Fluoxetine hydrochloride is prescribed for a client with a diagnosis of depression. The nurse provides instructions to the client regarding the administration of the medication. Which statement by the client indicates an understanding about administration of the medication?
- A. I should take the medication with my evening meal.
- B. I should take the medication at noon with an antacid.
- C. I should take the medication in the morning when I first arise.
- D. I should take the medication right before bedtime with a snack.
Correct Answer: C
Rationale: Fluoxetine hydrochloride is an antidepressant and is administered in the early morning without consideration of meals. The remaining options present either incorrect times or incorrect conditions to take this medication.
You may also like to solve these questions
A client recovering from a brain attack (stroke) has become irritable and angry regarding self-limitations. Which is the best nursing approach to help the client regain motivation to keep trying to succeed as capable?
- A. Ignore the behavior, knowing that the client is grieving.
- B. Allow longer and more frequent visitation by the spouse.
- C. Use supportive statements to correct the client's behavior.
- D. Stress that the nurses are experienced and know how the client feels.
Correct Answer: C
Rationale: Clients who have experienced a stroke have many and varied needs. It is also important to support and praise the client for accomplishments. The client may need her or his behavior pointed out so that correction can take place, and the client's behavior should not be ignored. Spouses of a stroke client are often grieving; therefore, more visitations may not be helpful. Additionally, short visits are often encouraged. Stating that the nurse knows how the client feels is inappropriate.
A nurse has admitted a client to the mental health unit following an attempted suicide. The client also attempted suicide four months earlier. Which is the best way to ensure client safety?
- A. give the client a task to do, such as folding towels, to distract him
- B. assign a staff member to remain with the client one-on-one at all times
- C. obtain an order for chemical and physical restraints to be used as needed
- D. keep the client in the day room around other clients who can help watch the client
- E. place the client in isolation after removing potentially unsafe articles, such as shoelaces and belts
Correct Answer: B
Rationale: One-on-one supervision is the most effective way to ensure safety for a client with recent suicide attempts, as it allows immediate intervention if needed.

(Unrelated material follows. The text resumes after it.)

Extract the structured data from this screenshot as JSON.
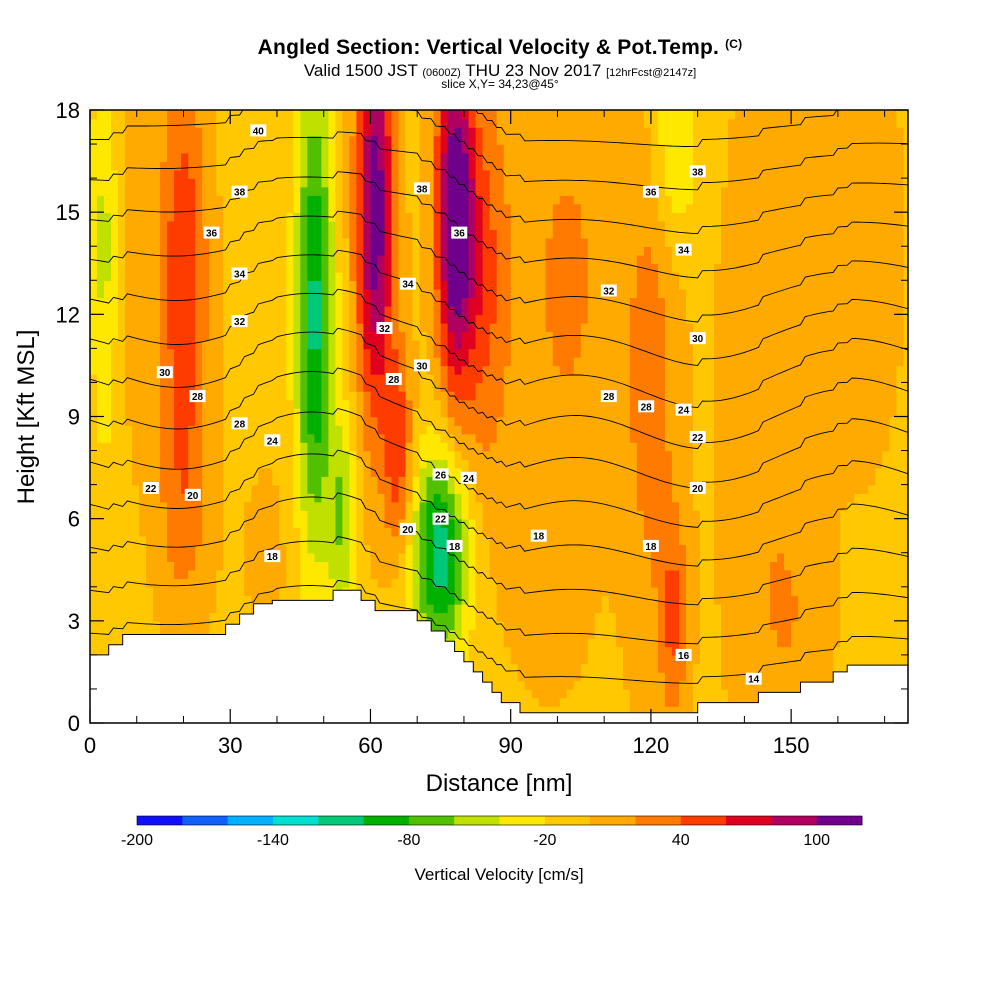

The nurse is caring for a client during a precipitous labor. The nurse should anticipate that the client will require care for which emotional need?
- A. Support in maintaining a sense of control
- B. Less pain and anxiety than with a normal labor
- C. A sense of satisfaction regarding her quick labor
- D. Fewer fears regarding the effect of labor on the newborn infant
Correct Answer: A
Rationale: The client experiencing a precipitous labor may have more difficulty maintaining control because of the abrupt onset and quick progression of the labor. This may be very different from previous labor experiences; therefore, the client needs support from the nurse to understand and adapt to the rapid progression. The contractions often increase in intensity very quickly, which adds to the client's pain, anxiety, and lack of control. The client may also have an increased amount of concern about the effect of the labor on the newborn infant. A lack of control over the situation in combination with increased pain and anxiety can result in a decreased level of satisfaction with the labor and delivery experience.
A client with the diagnosis of acute pyelonephritis who is very shy and modest is scheduled for a voiding cystourethrogram. Why should the nurse determine that this client would benefit from increased support and teaching about the procedure?
- A. Radioactive material is inserted into the bladder.
- B. Radiopaque contrast is injected into the bloodstream.
- C. The client must void while the voiding process is filmed.
- D. The client must lie on an x-ray table in a cold, barren room.
Correct Answer: C
Rationale: Having to void in the presence of others can be very embarrassing for clients, and it may actually interfere with the client's ability to void. The nurse teaches the client about the procedure to try to minimize stress from a lack of preparation and gives the client encouragement and emotional support. Screens may be used in the radiology department to try to provide an element of privacy during this procedure. The remaining options are incorrect and do not address the subject of support.
The nurse is developed a teaching plan for a client prescribed spironolactone. On which psychosocial side effect of the medication should the nurse base the teaching plan?
- A. Edema
- B. Hair loss
- C. Weight loss
- D. Decreased libido
Correct Answer: D
Rationale: The nurse should be aware of the fact that the client taking spironolactone, a potassium-sparing diuretic, may experience body image changes that result from a threatened sexual identity. These are related to decreased libido, gynecomastia in males, and hirsutism in females. Edema, weight loss, and hair loss are not specifically associated with the use of this medication.